The project began with 11 pilot Écoles in 2008, and by 2011 there were 130 schools in the Zinder region. A further 45 are under development in the Maradi region. Expansion has been justified by the success of the Écoles in raising the rate of assisted births (for example in Bilmari district only 10 women per month gave birth in the clinic; since Écoles des Maris were established locally there are often 30-40 attended births in a month (UNFPA, 2011:5)). A total of 1600 men are now involved in the scheme. In one district (Guigidir) the work of the Écoles has seen the rate of attended childbirth rise from 15% to 74% of births (UNFPA, 2011:6).

The project aims to transform the attitudes and behaviour of whole communities by training maris modèles (model husbands‘) to spread the word about the benefits of using local health services. Each week the École convenes to discuss new reproductive health topics and how best to communicate knowledge to men. Health workers give ‘model husbands‘ the information they need to convey to other men about the risks of birth complications for women and babies who are unattended, or who only seek help late in labour. Meetings are also sometimes attended by local elected representatives or religious chiefs. These links ensure that health messages are reinforced throughout the community.
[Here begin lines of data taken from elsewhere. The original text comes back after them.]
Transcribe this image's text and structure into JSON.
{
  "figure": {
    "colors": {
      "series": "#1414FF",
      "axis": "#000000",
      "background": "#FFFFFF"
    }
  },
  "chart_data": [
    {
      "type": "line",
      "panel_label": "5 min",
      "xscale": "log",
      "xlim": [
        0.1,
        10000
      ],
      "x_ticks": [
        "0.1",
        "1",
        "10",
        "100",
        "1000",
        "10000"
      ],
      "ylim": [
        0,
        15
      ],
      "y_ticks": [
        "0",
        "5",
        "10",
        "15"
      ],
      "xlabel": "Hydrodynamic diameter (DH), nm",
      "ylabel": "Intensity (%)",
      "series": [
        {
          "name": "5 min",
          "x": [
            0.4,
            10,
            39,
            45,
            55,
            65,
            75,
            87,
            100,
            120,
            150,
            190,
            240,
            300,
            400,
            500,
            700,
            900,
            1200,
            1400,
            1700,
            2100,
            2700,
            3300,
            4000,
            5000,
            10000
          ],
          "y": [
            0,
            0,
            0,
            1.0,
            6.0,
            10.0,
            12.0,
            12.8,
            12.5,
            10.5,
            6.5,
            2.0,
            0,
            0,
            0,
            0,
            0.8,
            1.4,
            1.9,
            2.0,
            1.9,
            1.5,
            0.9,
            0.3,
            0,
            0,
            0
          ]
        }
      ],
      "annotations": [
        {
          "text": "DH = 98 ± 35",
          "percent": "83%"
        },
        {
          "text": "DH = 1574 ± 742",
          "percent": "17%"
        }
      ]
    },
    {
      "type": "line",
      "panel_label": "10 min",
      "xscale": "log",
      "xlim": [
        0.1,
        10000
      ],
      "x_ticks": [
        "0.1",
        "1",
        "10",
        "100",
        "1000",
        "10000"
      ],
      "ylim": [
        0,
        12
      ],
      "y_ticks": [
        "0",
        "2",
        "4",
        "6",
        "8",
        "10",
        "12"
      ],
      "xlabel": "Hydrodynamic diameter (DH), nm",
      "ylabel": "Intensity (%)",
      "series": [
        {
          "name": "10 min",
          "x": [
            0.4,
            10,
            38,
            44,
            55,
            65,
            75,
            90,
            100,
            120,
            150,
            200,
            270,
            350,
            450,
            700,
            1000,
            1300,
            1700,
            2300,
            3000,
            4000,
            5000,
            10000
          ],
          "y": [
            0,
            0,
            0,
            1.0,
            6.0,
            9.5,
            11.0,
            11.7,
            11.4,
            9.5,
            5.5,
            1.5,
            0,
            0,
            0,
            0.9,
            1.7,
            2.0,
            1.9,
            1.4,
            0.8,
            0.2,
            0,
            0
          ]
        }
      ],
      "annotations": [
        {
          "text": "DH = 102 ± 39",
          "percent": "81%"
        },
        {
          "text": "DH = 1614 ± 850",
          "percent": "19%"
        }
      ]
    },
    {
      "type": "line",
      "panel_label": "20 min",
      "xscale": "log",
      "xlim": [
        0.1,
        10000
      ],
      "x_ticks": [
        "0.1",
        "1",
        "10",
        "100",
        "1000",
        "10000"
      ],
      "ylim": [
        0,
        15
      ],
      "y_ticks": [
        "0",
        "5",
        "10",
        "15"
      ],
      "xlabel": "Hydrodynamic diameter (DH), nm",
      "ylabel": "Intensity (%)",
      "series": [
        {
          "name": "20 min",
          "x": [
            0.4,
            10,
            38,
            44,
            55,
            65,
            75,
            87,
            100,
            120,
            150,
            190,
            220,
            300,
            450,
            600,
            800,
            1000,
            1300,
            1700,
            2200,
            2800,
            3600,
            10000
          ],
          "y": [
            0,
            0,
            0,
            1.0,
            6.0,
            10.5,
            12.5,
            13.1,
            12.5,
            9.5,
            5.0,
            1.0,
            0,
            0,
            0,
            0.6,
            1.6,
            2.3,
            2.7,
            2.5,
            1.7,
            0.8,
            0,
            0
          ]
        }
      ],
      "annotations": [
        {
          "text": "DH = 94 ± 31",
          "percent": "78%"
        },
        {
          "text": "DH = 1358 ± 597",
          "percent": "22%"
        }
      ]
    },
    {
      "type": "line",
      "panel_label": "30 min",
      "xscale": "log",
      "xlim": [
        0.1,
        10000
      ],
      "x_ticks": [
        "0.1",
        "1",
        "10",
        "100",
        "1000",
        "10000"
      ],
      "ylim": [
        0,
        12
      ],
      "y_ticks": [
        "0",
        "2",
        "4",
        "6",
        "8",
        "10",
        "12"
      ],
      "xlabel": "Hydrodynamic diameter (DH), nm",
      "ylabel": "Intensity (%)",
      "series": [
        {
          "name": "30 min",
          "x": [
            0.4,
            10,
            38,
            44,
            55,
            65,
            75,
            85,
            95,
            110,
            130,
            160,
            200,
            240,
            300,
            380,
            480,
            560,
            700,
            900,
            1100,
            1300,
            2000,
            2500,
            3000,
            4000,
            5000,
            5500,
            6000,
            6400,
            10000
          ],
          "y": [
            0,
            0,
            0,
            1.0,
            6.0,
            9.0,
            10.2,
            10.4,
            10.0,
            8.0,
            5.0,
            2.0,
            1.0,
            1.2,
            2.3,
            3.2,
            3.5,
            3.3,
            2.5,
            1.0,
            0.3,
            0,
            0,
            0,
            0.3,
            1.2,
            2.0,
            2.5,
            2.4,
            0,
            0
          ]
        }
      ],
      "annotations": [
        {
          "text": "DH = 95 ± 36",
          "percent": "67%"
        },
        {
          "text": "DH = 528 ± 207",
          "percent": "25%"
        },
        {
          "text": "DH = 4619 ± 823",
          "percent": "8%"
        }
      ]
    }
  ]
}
The job of the maris is to convince men and their wives that clinical assistance can be beneficial, even in relatively poorly-resourced clinics. Écoles have taken this further, by mobilising community fundraising to pay for the construction of new clinical facilities – and the men have also donated building labour. The health centres provide information about hygiene and healthy eating, and communities have come together to grow fruit and vegetables, and to work to combat malnutrition.

Whilst we do not have rigorous evaluation evidence of the effectiveness of Ecole des Maris, testimony from the men involved, and from pregnant women and new mothers, indicates that the scheme has transformed attitudes towards healthcare. Heads of clinics report that the Écoles des Maris are a powerful intermediary between the health services and the community. Through the men, they are often able to recapture women who have stopped coming to pre- or post-natal consultations. And the change in rates of attended labour are striking in a country where maternal and child death rates at birth remain high. Men and women respect the maris modèles and listen to their advice. Women are encouraged to attend all their pre- and post-natal appointments, and the Écoles are also working to boost take-up of childhood vaccinations. Involving men – most of whom are already fathers – has impacted positively on maternal and child health, and on community relations. The clinics provide a focus for positive community involvement in health and wider well-being.